On the identical time, the Recorder app’s UI permits the person to rename the nameless speaker labels (e.g., “Speaker 2”) to personalized labels (e.g., “automobile vendor”) for higher readability and simpler memorization for the person inside every recording.
|Recorder permits the person to rename the speaker labels for higher readability.|
At present, our diarization system principally runs on the CPU block of Google Tensor, Google’s custom-built chip that powers newer Pixel telephones. We’re engaged on delegating extra computations to the TPU block, which can additional scale back the general energy consumption of the diarization system. One other future work route is to leverage multilingual capabilities of speaker encoder and speech recognition fashions to increase this characteristic to extra languages.

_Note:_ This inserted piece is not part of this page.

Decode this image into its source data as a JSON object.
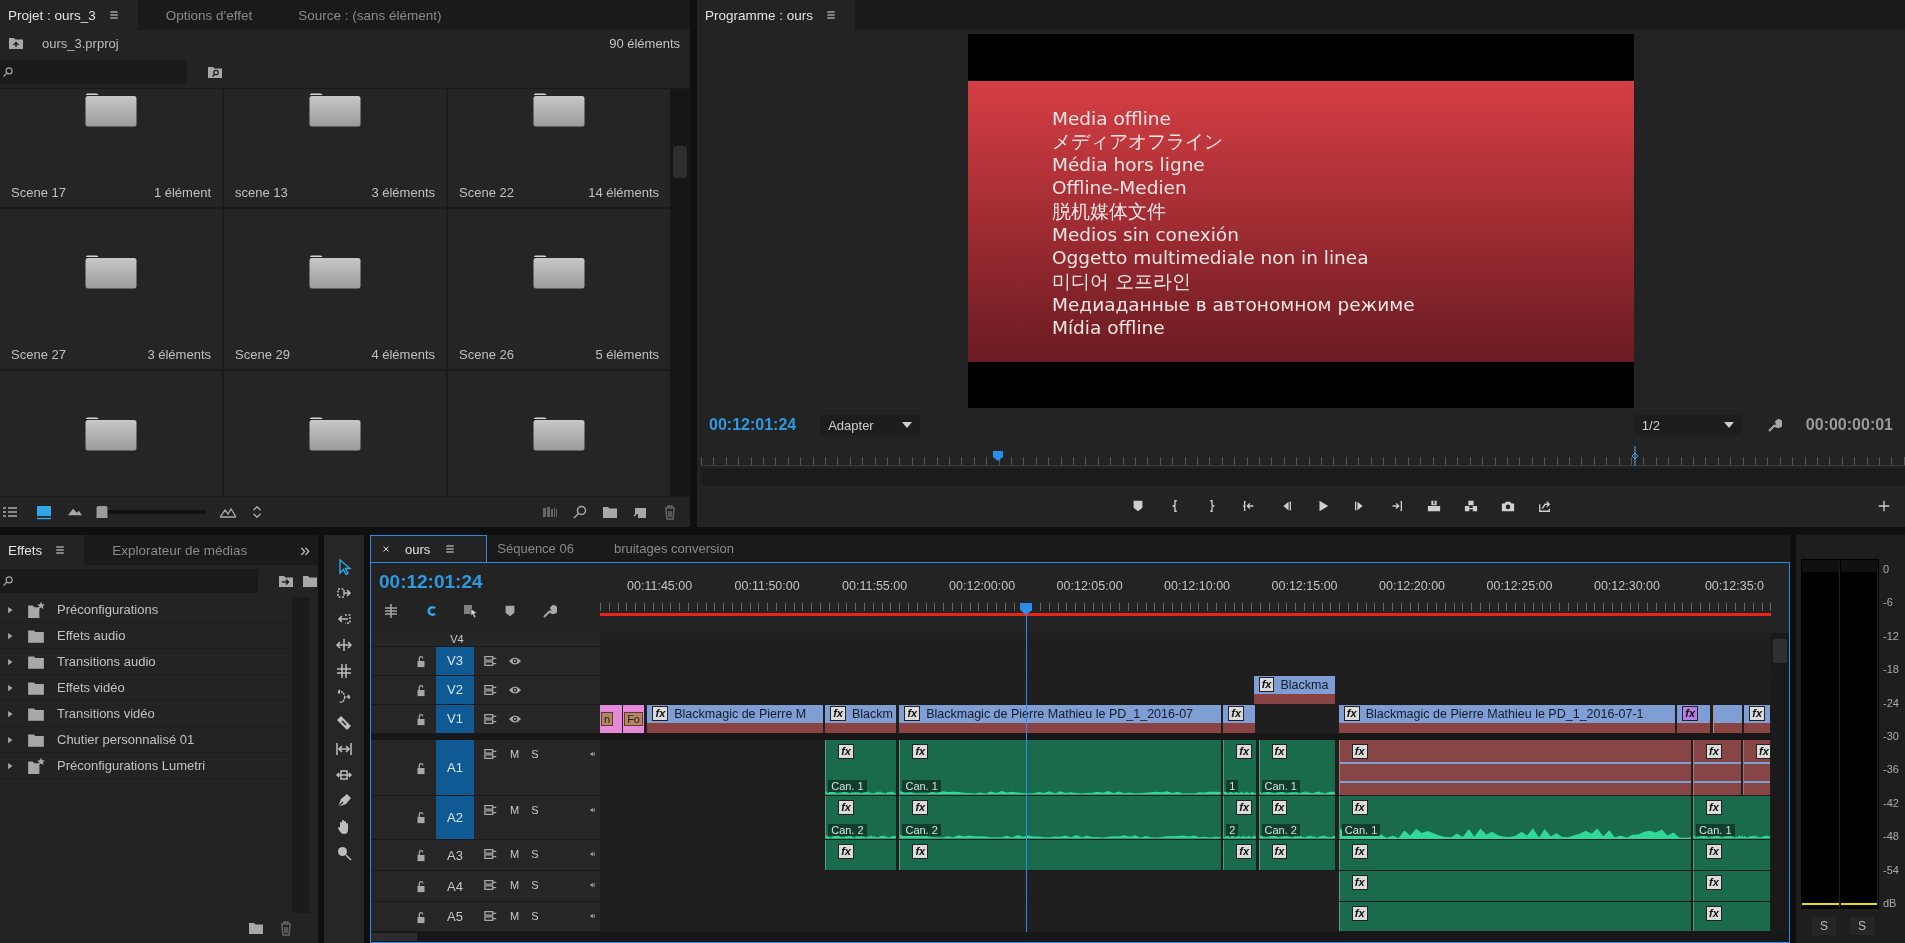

The work described on this submit represents joint efforts from a number of groups inside Google. Contributors embrace Quan Wang, Yiling Huang, Evan Clark, Qi Cao, Han Lu, Guanlong Zhao, Wei Xia, Hasim Sak, Alvin Zhou, Jason Pelecanos, Luiza Timariu, Allen Su, Fan Zhang, Hugh Love, Kristi Bradford, Vincent Peng, Raff Tsai, Richard Chou, Yitong Lin, Ann Lu, Kelly Tsai, Hannah Bowman, Tracy Wu, Taral Joglekar, Dharmesh Mokani, Ajay Dudani, Ignacio Lopez Moreno, Diego Melendo Casado, Nino Tasca, Alex Gruenstein.